Abstract

Government regulatory bodies, such as the United States Environmental Protection Agency (EPA), set forth regulations for emissions. The Code of Federal Regulations Title 40 Protection of Environment part 60—Standards of Performance for New Stationary Sources—and part 75—Continuous Emission Monitoring—are the two EPA federal regulations that guide the design of all Continuous Emission Monitoring Systems (CEMS). CEMS, especially extractive CEMS, typically have three major components: sample transport and conditioning, sample analysis, and data acquisition and storage. This paper focuses on advanced analytics that can be used to provide reliable and accurate service, even when extractive CEMS is off-line, data are missing, or if a monitoring system is not installed.

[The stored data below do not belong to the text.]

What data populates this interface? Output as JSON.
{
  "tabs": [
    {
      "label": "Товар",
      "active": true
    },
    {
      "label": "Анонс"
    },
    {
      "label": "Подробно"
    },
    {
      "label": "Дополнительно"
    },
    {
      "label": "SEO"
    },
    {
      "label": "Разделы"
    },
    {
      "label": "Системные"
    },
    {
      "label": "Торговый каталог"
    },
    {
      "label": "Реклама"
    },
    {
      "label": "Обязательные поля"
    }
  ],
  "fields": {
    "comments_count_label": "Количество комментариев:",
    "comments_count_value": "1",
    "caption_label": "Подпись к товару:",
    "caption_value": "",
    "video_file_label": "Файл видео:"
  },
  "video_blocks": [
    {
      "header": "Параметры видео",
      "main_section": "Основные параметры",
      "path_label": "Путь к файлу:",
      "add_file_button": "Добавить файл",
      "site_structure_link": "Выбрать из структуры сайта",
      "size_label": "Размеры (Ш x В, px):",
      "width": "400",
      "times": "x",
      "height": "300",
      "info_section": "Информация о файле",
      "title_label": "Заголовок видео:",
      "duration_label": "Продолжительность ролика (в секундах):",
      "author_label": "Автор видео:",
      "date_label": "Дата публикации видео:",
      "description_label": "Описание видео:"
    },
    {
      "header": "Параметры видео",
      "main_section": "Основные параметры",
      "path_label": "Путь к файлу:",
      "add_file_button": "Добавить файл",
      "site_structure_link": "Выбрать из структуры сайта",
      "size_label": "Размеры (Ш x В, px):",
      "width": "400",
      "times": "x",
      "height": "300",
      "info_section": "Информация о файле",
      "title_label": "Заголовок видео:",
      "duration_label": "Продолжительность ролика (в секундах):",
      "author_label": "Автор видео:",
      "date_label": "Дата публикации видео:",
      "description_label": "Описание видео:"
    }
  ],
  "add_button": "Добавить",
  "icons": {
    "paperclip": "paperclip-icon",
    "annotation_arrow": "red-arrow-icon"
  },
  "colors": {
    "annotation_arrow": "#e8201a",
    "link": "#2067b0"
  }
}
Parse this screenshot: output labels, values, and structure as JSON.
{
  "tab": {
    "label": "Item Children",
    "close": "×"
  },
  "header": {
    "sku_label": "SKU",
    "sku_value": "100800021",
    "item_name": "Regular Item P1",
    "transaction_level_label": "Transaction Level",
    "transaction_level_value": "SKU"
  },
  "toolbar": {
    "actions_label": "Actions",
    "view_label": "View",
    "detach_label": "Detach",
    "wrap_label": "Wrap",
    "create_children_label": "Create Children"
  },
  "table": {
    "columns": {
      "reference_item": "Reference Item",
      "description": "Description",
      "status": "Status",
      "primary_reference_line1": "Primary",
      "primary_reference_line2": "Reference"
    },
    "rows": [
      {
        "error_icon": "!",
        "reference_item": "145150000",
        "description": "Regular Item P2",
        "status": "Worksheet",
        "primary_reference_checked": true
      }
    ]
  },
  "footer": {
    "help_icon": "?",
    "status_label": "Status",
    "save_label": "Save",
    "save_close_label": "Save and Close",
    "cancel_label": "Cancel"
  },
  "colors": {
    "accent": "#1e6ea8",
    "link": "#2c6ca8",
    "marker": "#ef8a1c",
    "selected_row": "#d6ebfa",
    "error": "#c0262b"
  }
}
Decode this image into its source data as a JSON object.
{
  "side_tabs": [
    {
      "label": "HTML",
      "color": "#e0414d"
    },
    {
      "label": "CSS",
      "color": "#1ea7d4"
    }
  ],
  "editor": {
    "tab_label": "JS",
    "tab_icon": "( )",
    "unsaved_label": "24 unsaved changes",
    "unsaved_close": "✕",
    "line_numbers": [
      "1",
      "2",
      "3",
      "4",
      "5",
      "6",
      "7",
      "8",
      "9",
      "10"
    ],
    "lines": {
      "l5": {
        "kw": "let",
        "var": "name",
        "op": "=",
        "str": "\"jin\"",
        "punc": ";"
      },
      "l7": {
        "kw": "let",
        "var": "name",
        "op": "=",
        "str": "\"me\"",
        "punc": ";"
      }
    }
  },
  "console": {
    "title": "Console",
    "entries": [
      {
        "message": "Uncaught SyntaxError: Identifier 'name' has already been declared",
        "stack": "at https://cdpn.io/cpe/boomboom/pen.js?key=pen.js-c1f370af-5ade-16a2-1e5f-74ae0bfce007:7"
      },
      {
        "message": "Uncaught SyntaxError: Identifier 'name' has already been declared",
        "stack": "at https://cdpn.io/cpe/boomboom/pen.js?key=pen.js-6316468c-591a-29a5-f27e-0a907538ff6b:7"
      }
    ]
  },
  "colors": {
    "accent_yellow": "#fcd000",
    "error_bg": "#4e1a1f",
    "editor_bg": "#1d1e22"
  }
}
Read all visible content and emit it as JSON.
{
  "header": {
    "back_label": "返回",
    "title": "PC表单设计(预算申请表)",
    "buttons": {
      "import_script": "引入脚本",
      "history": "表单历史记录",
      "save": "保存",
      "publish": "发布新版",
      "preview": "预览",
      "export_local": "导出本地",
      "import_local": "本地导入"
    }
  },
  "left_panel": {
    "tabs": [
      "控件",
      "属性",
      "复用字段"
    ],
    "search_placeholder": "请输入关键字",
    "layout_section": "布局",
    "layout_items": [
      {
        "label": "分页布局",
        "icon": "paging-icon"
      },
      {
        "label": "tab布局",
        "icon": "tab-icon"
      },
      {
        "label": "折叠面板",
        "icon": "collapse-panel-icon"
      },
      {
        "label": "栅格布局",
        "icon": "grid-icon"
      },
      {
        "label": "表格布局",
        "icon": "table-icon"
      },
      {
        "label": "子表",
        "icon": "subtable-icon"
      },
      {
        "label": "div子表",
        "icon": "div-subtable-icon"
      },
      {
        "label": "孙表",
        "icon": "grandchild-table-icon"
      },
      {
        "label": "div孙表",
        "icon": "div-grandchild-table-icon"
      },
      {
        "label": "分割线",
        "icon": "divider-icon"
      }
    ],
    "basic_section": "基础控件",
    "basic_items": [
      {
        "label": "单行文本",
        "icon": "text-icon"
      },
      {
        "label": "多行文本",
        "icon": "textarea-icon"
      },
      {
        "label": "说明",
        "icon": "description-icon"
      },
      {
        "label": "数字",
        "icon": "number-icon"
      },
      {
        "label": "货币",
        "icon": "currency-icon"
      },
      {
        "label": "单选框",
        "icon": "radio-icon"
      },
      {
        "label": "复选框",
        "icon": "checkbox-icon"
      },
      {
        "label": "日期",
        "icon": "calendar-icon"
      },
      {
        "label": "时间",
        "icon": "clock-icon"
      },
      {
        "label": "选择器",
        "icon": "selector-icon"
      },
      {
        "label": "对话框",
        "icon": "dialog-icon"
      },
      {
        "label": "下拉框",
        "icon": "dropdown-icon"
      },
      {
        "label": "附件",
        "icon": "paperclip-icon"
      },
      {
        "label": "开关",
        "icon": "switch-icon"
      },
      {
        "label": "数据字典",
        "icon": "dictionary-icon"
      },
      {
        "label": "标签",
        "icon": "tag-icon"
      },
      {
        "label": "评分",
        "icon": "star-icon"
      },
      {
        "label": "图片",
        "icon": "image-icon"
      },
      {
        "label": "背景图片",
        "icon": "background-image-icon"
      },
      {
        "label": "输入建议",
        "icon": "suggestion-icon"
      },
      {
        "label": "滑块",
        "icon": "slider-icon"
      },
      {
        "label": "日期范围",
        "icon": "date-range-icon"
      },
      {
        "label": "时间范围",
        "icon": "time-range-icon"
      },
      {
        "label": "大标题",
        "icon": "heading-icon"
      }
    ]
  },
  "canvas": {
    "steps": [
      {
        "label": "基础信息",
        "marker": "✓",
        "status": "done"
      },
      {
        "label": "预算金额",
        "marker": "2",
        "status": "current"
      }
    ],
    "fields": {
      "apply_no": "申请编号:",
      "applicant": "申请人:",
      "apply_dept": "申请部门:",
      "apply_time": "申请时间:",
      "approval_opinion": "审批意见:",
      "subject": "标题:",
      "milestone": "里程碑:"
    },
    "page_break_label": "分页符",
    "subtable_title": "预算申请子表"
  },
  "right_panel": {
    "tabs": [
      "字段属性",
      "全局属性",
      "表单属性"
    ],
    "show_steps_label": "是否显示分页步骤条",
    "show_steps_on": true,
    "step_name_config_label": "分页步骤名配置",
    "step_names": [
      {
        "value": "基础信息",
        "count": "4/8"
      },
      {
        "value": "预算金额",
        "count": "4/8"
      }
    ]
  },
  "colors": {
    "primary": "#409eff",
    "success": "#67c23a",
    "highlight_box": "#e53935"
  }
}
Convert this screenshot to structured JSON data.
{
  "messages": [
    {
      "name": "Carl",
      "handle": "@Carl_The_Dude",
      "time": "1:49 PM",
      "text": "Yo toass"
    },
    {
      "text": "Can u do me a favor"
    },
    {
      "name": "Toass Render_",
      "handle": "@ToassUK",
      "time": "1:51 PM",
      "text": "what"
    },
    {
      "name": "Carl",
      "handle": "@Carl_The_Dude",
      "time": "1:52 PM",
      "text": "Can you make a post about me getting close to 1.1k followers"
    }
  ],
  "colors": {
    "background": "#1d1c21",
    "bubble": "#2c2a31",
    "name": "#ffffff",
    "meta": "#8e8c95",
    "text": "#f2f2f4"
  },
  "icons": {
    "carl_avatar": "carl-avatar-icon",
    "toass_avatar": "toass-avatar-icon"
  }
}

The advanced analytics consists of three components: emission measurement data produced and stored by the extractive CEMS or manually entered laboratory test data, a model that relates emission measurements to the process operating mode, and a calculated optimal operating mode that minimizes the emissions while keeping the client's operation economically feasible. This paper describes the data used for the advanced analytics, the two modeling techniques used to predict continuous proportions of exhaust gas components of interest, and the methodology for optimizing the interdependence of the exhaust gas component proportion with other process variables.

Introduction

Advanced analytics represents a suite of tools designed to work in conjunction with Continuous Emission Monitoring Systems (CEMS) and in particular with extractive CEMS to ensure regulatory emission requirements outlined by the United States Environmental Protection Agency's (EPA) Code of Federal Regulations (CFR) Title 40 Protection of Environment, parts 60 and 75. These advanced analytics integrate with any legacy extractive CEMS as long as the legacy system is fully compliant across its three major components: sample transport and conditioning, sample analysis, and data acquisition and storage.